L’expérience du 11 septembre montre, d’abord, qu’une organisation est beaucoup plus résiliente quand chaque membre de l’organisation sait quel est son rôle.

Toute organisation qui se veut résiliente doit aussi savoir « désigner les dragons » – ceux qui veulent la tuer, la sortir du marché, voler ses projets, etc.

Une organisation doit aussi laisser de l’espace pour le pas de côté. Les organisations animales les plus sophistiquées comportent toujours des marginaux qui permettent à l’espèce de survivre. Les Antandroys qui vivent dans le grand sud malgache seront peut-être les seuls à survivre à une catastrophe nucléaire mondiale. Ils savent vivre dans des conditions qu’aucun autre être humain ne peut supporter : pratiquement sans eau, avec des vents soufflant à plus de 180 km/h de nombreux jours dans l’année. Ils permettront peut-être à l’espèce humaine de survivre.

Il est donc important pour une organisation de compter des personnes capables de faire un pas de côté. Or, les entreprises, et sans doute les administrations, ont tendance à éliminer ces profils atypiques. Bank of new York, par exemple, a pu poursuivre ses opérations là où toutes les autres banques avaient été paralysées par le 11 septembre : un groupe de personnes avaient réussi à reconnecter des ordinateurs hors de toute norme de conformité.

Le plus grand piège au coeur de la vie politique française et européenne est le nominalisme. Le nominalisme consiste à croire l’illusion plutôt que la réalité, que les mots remplacent les choses, que les appellations changent les situations et que parler de « personne de couleur » résout la question du racisme.
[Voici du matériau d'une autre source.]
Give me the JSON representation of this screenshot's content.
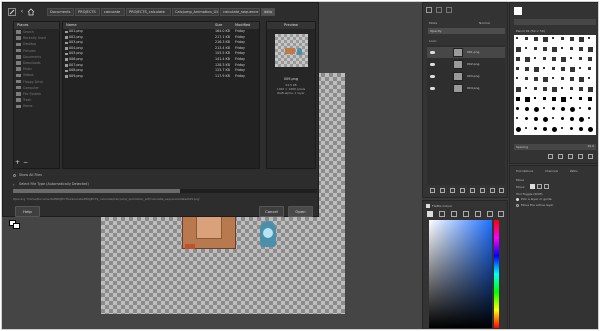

J’ai été confronté récemment à l’effondrement d’un centre de recherche semi-public. Cette organisation souffrait d’une incapacité chronique à se dire les choses. Depuis des années, il existait un gouffre béant entre la mission d’origine qui lui était confiée, les déclarations politiques sur son importance vitale pour la France et l’Europe et les moyens mis à la disposition de ses chercheurs. Cette évidence restait, toutefois, dans le non-dit. Les subordonnés s’en seraient voulu de faire remonter l’information à leur hiérarchie et la direction se refusait à interpeller ses responsables politiques. Il en est résulté une liquidation sans gloire.
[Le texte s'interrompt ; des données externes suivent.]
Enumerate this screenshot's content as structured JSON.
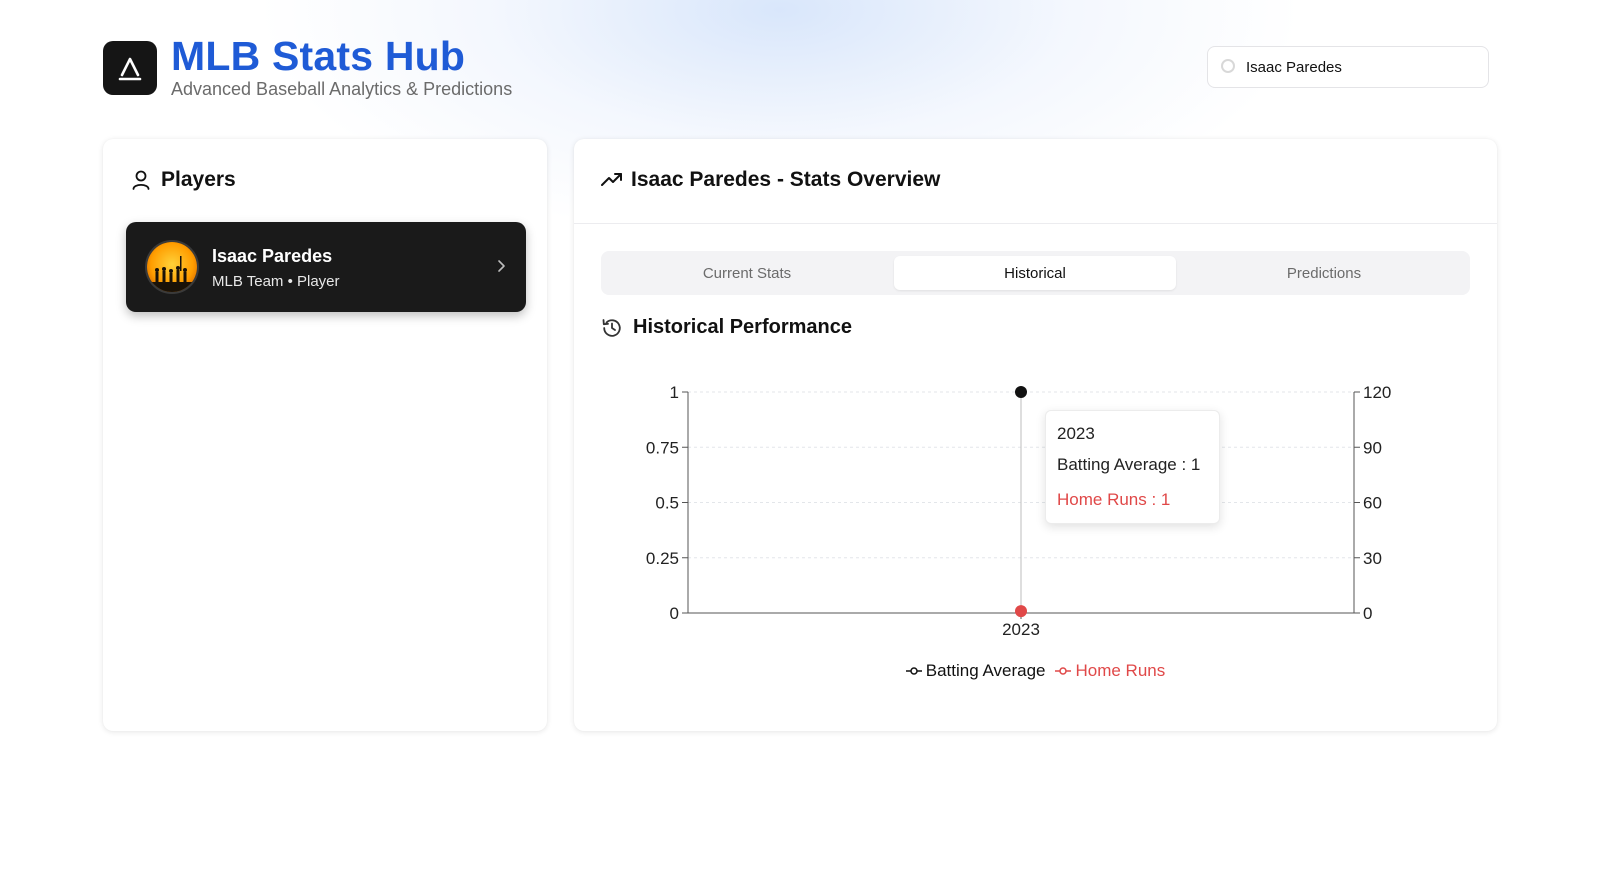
{
  "app": {
    "title": "MLB Stats Hub",
    "subtitle": "Advanced Baseball Analytics & Predictions"
  },
  "search": {
    "value": "Isaac Paredes"
  },
  "players_panel": {
    "title": "Players",
    "players": [
      {
        "name": "Isaac Paredes",
        "meta": "MLB Team • Player"
      }
    ]
  },
  "stats_panel": {
    "title": "Isaac Paredes - Stats Overview",
    "tabs": [
      {
        "label": "Current Stats",
        "active": false
      },
      {
        "label": "Historical",
        "active": true
      },
      {
        "label": "Predictions",
        "active": false
      }
    ],
    "section_title": "Historical Performance"
  },
  "tooltip": {
    "year": "2023",
    "line1": "Batting Average : 1",
    "line2": "Home Runs : 1"
  },
  "colors": {
    "accent": "#1f5bd6",
    "batting_average": "#111111",
    "home_runs": "#e04848"
  },
  "chart_data": {
    "type": "line",
    "x": [
      "2023"
    ],
    "series": [
      {
        "name": "Batting Average",
        "axis": "left",
        "values": [
          1
        ],
        "color": "#111111"
      },
      {
        "name": "Home Runs",
        "axis": "right",
        "values": [
          1
        ],
        "color": "#e04848"
      }
    ],
    "left_axis": {
      "ticks": [
        "0",
        "0.25",
        "0.5",
        "0.75",
        "1"
      ],
      "ylim": [
        0,
        1
      ]
    },
    "right_axis": {
      "ticks": [
        "0",
        "30",
        "60",
        "90",
        "120"
      ],
      "ylim": [
        0,
        120
      ]
    },
    "grid": true,
    "legend": "bottom"
  }
}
La capacité à dire ce qui ne va pas est donc une des conditions essentielles de résilience des systèmes. À cet égard, on peut être sceptique quant à la capacité de résilience de notre système politique actuel.

Pour conclure, l’un des problèmes auxquels nous sommes tous confrontés est cette affirmation qui court dans les universités et chez les beaux esprits américains selon laquelle chacun est mû par la volonté de changer le monde. j’ai retrouvé cette devise jusque sur le fronton d’une école en Zambie, à Lusaka : « Vous travaillez pour changer le monde. » Or, comme l’écrit Hannah Arendt, « jusqu’à présent, la croyance totalitaire que tout est possible semble n’avoir prouvé qu’une seule chose, à savoir que tout peut être détruit ».

Comme le montrent les expériences sans contrôle des Chinois sur le vivant, nous assistons à un courant extrêmement fort, mobilisant des milliards de dollars, reposant sur l’idée que de la science, du progrès et de l’investissement naîtra un homme nouveau, qui sera un homme meilleur. Toute l’Histoire montre que la volonté de fabriquer un homme nouveau et meilleur est très proche de l’extermination des hommes ordinaires que nous sommes.